Silence like a cancer grows.

— Simon and Garfunkel

Beneath the starlit sky, I stand in the expanse, ready to fly. Where I’ll land I may not know, but all I do is that I won’t be where I’ve been before. The groundless sky carries me home, home to the true stability, the true constancy — my self. Here in the confines of my mind I am free. My identity is not tied to him, he, she, or we. Here, I am free Independently to be me. This does not mean that I won’t agree to be us, but I also won’t agree to be a puppet, being puppeteered by my own insecurities, emotions, and inner conflicts triggered by your actions. My heart is sacred ground, and the primary offender of it is myself and abandoning it.
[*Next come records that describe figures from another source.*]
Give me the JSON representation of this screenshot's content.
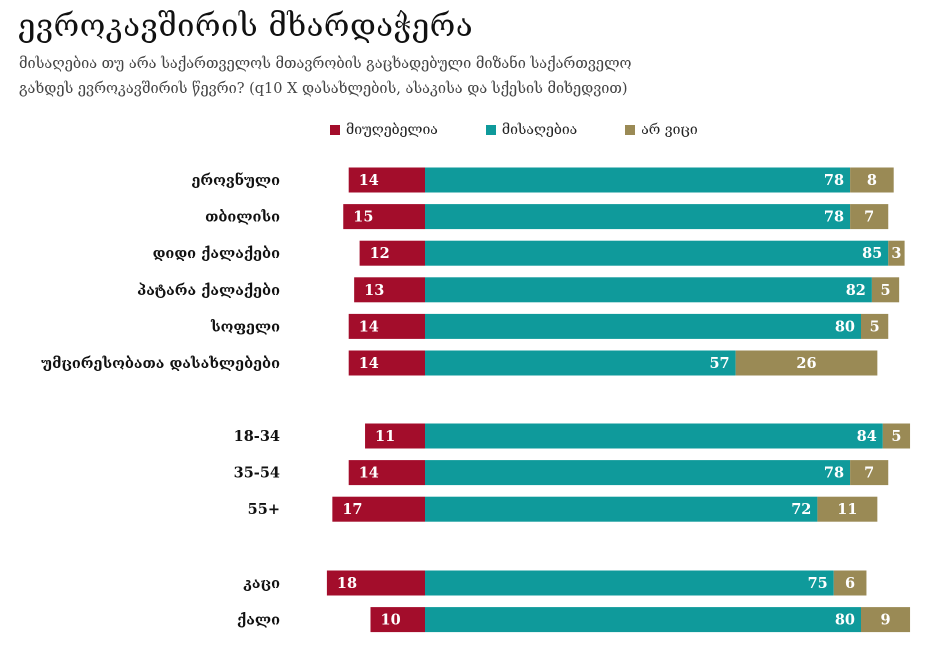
{
  "header": {
    "title": "ევროკავშირის მხარდაჭერა",
    "subtitle_line1": "მისაღებია თუ არა საქართველოს მთავრობის გაცხადებული მიზანი საქართველო",
    "subtitle_line2": "გახდეს ევროკავშირის წევრი? (q10 X დასახლების, ასაკისა და სქესის მიხედვით)"
  },
  "colors": {
    "unacceptable": "#a30d2b",
    "acceptable": "#0f9a9b",
    "dont_know": "#9a8a55"
  },
  "chart_data": {
    "type": "bar",
    "orientation": "horizontal",
    "stacked": true,
    "series_order": [
      "მიუღებელია",
      "მისაღებია",
      "არ ვიცი"
    ],
    "legend": [
      "მიუღებელია",
      "მისაღებია",
      "არ ვიცი"
    ],
    "legend_position": "top",
    "groups": [
      {
        "rows": [
          {
            "label": "ეროვნული",
            "unacceptable": 14,
            "acceptable": 78,
            "dont_know": 8
          },
          {
            "label": "თბილისი",
            "unacceptable": 15,
            "acceptable": 78,
            "dont_know": 7
          },
          {
            "label": "დიდი ქალაქები",
            "unacceptable": 12,
            "acceptable": 85,
            "dont_know": 3
          },
          {
            "label": "პატარა ქალაქები",
            "unacceptable": 13,
            "acceptable": 82,
            "dont_know": 5
          },
          {
            "label": "სოფელი",
            "unacceptable": 14,
            "acceptable": 80,
            "dont_know": 5
          },
          {
            "label": "უმცირესობათა დასახლებები",
            "unacceptable": 14,
            "acceptable": 57,
            "dont_know": 26
          }
        ]
      },
      {
        "rows": [
          {
            "label": "18-34",
            "unacceptable": 11,
            "acceptable": 84,
            "dont_know": 5
          },
          {
            "label": "35-54",
            "unacceptable": 14,
            "acceptable": 78,
            "dont_know": 7
          },
          {
            "label": "55+",
            "unacceptable": 17,
            "acceptable": 72,
            "dont_know": 11
          }
        ]
      },
      {
        "rows": [
          {
            "label": "კაცი",
            "unacceptable": 18,
            "acceptable": 75,
            "dont_know": 6
          },
          {
            "label": "ქალი",
            "unacceptable": 10,
            "acceptable": 80,
            "dont_know": 9
          }
        ]
      }
    ]
  }
}
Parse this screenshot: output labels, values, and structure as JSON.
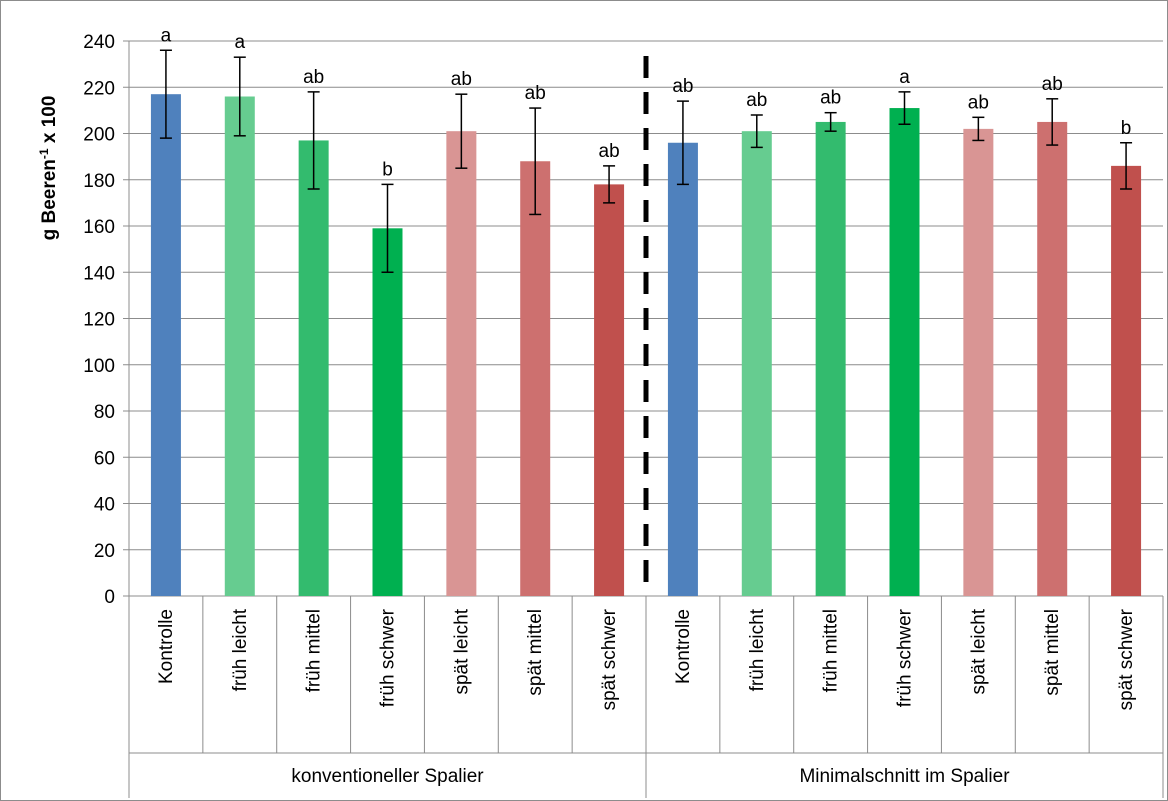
{
  "chart_data": {
    "type": "bar",
    "ylabel": {
      "main": "g Beeren",
      "sup": "-1",
      "rest": " x 100"
    },
    "ylim": [
      0,
      240
    ],
    "yticks": [
      0,
      20,
      40,
      60,
      80,
      100,
      120,
      140,
      160,
      180,
      200,
      220,
      240
    ],
    "grid": true,
    "legend": "none",
    "groups": [
      {
        "label": "konventioneller Spalier",
        "start": 0,
        "count": 7
      },
      {
        "label": "Minimalschnitt im Spalier",
        "start": 7,
        "count": 7
      }
    ],
    "categories": [
      "Kontrolle",
      "früh leicht",
      "früh mittel",
      "früh schwer",
      "spät leicht",
      "spät mittel",
      "spät schwer",
      "Kontrolle",
      "früh leicht",
      "früh mittel",
      "früh schwer",
      "spät leicht",
      "spät mittel",
      "spät schwer"
    ],
    "values": [
      217,
      216,
      197,
      159,
      201,
      188,
      178,
      196,
      201,
      205,
      211,
      202,
      205,
      186
    ],
    "error": [
      19,
      17,
      21,
      19,
      16,
      23,
      8,
      18,
      7,
      4,
      7,
      5,
      10,
      10
    ],
    "significance": [
      "a",
      "a",
      "ab",
      "b",
      "ab",
      "ab",
      "ab",
      "ab",
      "ab",
      "ab",
      "a",
      "ab",
      "ab",
      "b"
    ],
    "colors": [
      "#4f81bd",
      "#66cc90",
      "#33bb6e",
      "#00b050",
      "#d99594",
      "#cd706f",
      "#c0504d",
      "#4f81bd",
      "#66cc90",
      "#33bb6e",
      "#00b050",
      "#d99594",
      "#cd706f",
      "#c0504d"
    ],
    "separator": {
      "style": "dashed",
      "after_index": 6
    }
  }
}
My heart feels separated right now because I don’t want to forgive you or excuse you and your inconsideration. I need to go at my own pace with all of this, and you going full speed ahead is frightening and scary when I have been believing that you are branching out away from me, to separate, to leave. I have been believing that you will choose another over me, that you will depart in ways I won’t be prepared for, so I prepare my mind… I ready my armor, I draw my sword, ready to fight off and fend against any hurt or pain. I grow weary from the battle – the long hours cycling in the possibilities, the outlook of the future. I grow weepy at the chance of loss, and simultaneously become grateful for the sense of fulfillment I am feeling from sitting in my own power and not feeling the need to control your destiny or choices.